A movement for the globalization of science and philosophy was set in motion in the Islamic world during the medieval period. This movement was marked by extensive translations of scientific and philosophical works from Greece, India, Persia and Egypt, a synthesis of the researches of Muslim scientists and those of other lands, the establishment of scientific institutions, the employment of Arabic as the lingua franca of scientific research, translation and communication, and the creation of a community of scientists and translators from different religious, ethnic and religious backgrounds. Roger Bacon acknowledged that almost all of Aristotle's works were available only in Arabic translations, with only a small percentage having been translated into Latin. He asserted that without Arabic, Greek knowledge would have never reached the Europeans. Montgomery Watt has remarked that no people in the world translated from foreign languages as much as Muslims. George Sarton, the celebrated historian of science, has observed that, prior to the 15th century, almost all the works of classical writers were available only in Arabic.
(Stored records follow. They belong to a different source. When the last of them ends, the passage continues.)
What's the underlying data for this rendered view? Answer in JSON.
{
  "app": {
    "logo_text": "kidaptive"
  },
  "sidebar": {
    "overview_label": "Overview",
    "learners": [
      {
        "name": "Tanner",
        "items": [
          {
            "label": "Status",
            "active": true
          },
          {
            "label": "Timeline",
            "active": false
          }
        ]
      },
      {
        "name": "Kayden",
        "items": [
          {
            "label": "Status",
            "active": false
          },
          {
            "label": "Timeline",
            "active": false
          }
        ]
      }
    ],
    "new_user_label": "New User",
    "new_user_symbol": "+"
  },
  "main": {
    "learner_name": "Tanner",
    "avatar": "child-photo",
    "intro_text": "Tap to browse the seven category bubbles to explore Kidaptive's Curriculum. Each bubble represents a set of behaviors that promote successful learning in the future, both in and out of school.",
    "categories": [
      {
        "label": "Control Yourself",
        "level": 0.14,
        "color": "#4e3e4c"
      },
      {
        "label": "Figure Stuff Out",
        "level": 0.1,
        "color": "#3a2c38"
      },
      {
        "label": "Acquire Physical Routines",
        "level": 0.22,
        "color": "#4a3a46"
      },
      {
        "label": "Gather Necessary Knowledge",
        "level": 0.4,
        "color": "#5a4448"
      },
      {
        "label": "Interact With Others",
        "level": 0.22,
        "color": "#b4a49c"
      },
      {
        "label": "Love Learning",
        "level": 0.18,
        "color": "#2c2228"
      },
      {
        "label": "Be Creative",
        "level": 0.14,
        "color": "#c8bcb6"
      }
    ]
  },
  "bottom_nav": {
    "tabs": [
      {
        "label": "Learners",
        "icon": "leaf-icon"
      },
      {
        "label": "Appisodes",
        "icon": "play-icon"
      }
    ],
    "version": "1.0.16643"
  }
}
The scientific legacy of Islamic civilization greatly contributed to the European Renaissance. (See J. R. Hayes: The Genius of Arab Civilization: Source of Renaissance. Cambridge, Mass, 1983).
Furthermore, Muslim mathematicians and scientists had a significant role in the globalization of technical knowledge through the movement of ideas across the Old World. For example, the decimal system and some early results in trigonometry went from India to Europe in the early years of the second millennium, transmitted through the works of Arab and Iranian mathematicians. Also, the Latin versions of the mathematical results of Indian mathematicians Aryabhata, Varahmihira and Brahmagupta, from their Sanskrit treatises produced between the fifth and seventh centuries appeared in Europe through two distinct steps, going first from Sanskrit to Arabic and then to Latin. As leaders of innovative thought in that period in history, Muslim intellectuals were among the most committed globalizers of science and mathematics. The religion of the people involved, whether Muslim or Hindu or Christian, made little difference to the scholarly commitments of these Muslim leaders of mathematics or science.